By 1978, in U.S. Steel Corp. v. Multistate Tax Commission, the Court focused on whether any shift in political power exists:
But the test is whether the Compact enhances state power quoad the National Government. This pact does not purport to authorize the member States to exercise any powers they could not exercise in its absence.
The same focus was in place in 1985, in Northeast Bancorp, Inc. v. Board of Governors of the Federal Reserve System:
We do not see how the statutes in question either enhance the political power of the New England States at the expense of other States or have an "impact on our federal structure."

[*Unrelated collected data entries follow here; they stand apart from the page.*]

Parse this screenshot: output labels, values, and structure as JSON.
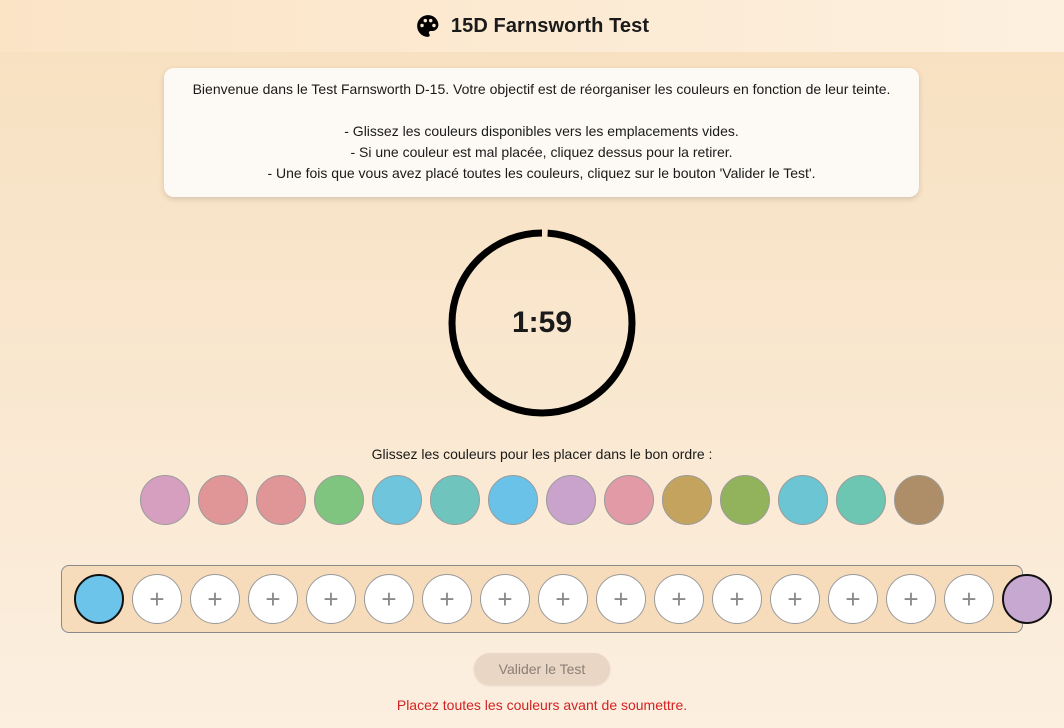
{
  "header": {
    "title": "15D Farnsworth Test",
    "icon": "palette-icon"
  },
  "instructions": {
    "line1": "Bienvenue dans le Test Farnsworth D-15. Votre objectif est de réorganiser les couleurs en fonction de leur teinte.",
    "line2": "- Glissez les couleurs disponibles vers les emplacements vides.",
    "line3": "- Si une couleur est mal placée, cliquez dessus pour la retirer.",
    "line4": "- Une fois que vous avez placé toutes les couleurs, cliquez sur le bouton 'Valider le Test'."
  },
  "timer": {
    "display": "1:59",
    "remaining_fraction": 0.99
  },
  "prompt": "Glissez les couleurs pour les placer dans le bon ordre :",
  "available_colors": [
    "#d69fbf",
    "#e09596",
    "#e09596",
    "#7fc47f",
    "#6ec5dc",
    "#6fc5be",
    "#6bc2e8",
    "#caa3cc",
    "#e19aa6",
    "#c4a35f",
    "#93b25c",
    "#6cc5d2",
    "#6dc6b2",
    "#ad8e68"
  ],
  "tray": {
    "start_color": "#6cc4ea",
    "end_color": "#c6a8d0",
    "empty_slot_count": 15,
    "slot_glyph": "+"
  },
  "submit_label": "Valider le Test",
  "error_message": "Placez toutes les couleurs avant de soumettre."
}
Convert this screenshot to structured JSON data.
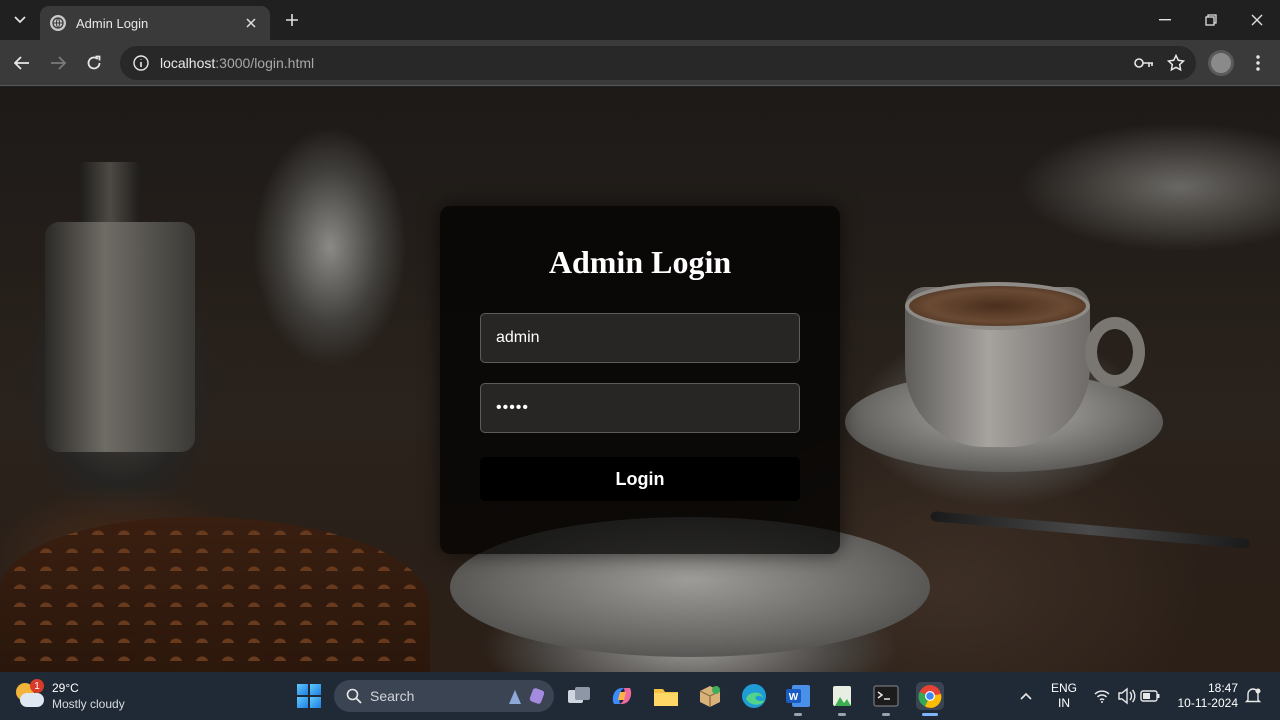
{
  "browser": {
    "tab_title": "Admin Login",
    "url_host": "localhost",
    "url_path": ":3000/login.html"
  },
  "login": {
    "title": "Admin Login",
    "username_value": "admin",
    "password_value": "•••••",
    "button_label": "Login"
  },
  "taskbar": {
    "weather_temp": "29°C",
    "weather_condition": "Mostly cloudy",
    "weather_badge": "1",
    "search_label": "Search",
    "lang_top": "ENG",
    "lang_bottom": "IN",
    "time": "18:47",
    "date": "10-11-2024"
  },
  "colors": {
    "card_bg": "#000000b8",
    "button_bg": "#000000",
    "taskbar_bg": "#202a36",
    "chrome_bg": "#202020"
  }
}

A unanimous Supreme Court decision in 2018, Texas v. New Mexico, provided the latest, small summary of the Compact Clause:
Our analysis begins with the Constitution. Its Compact Clause provides that “[n]o State shall, without the Consent of Congress, ... enter into any Agreement or Compact with another State.” Art. I, § 10, cl. 3. Congress's approval serves to “prevent any compact or agreement between any two States, which might affect injuriously the interests of the others.” Florida v. Georgia (1855). It also ensures that the Legislature can “check any infringement of the rights of the national government.” 3 J. Story, Commentaries on the Constitution of the United States § 1397 (1833) (in subsequent editions, § 1403). So, for example, if a proposed interstate agreement might lead to friction with a foreign country or injure the interests of another region of our own, Congress may withhold its approval. But once Congress gives its consent, a compact between States—like any other federal statute—becomes the law of the land. Texas v. New Mexico (1983).
There’s pending litigation about whether California’s “cap and trade” agreement with Quebec flunks the Compact Clause and requires congressional consent. If a court looks at agreements that are sufficient enough to provide a financial inducement to remain in them, then perhaps the agreement rises to the level of a “compact.”
On the whole, however, I’m sympathetic to the argument that, at least as presently understood, the “regional councils” are not “agreements” or “compacts” for purposes of the Compact Clause—which means that Congress does not need to consent to their existence. If they grow more powerful, they might then fall into the Supreme Court’s examination of whether they encroach on federal or state political power. If, for instance, the states band together to defy a constitutionally-permissible executive order or federal statute that might otherwise supersede state activity (although that seems like a more challenging hypothetical to develop in the first place), then it might be the kind of thing that would require congressional consent. Their actions might also adversely affect non-compacting states, and those non-compacting states might raise a claim against them. Or, perhaps federal courts would be willing to revisit precedent on this matter and require consent for any compacts that bind the signing states.
For now, however, it remains, I think, hypothetical. We’ll see what these agreements end up purporting to do and whether they start to rise to the level of more than coordinated activity.
UPDATE 4/17: This post has been lightly revised for clarity.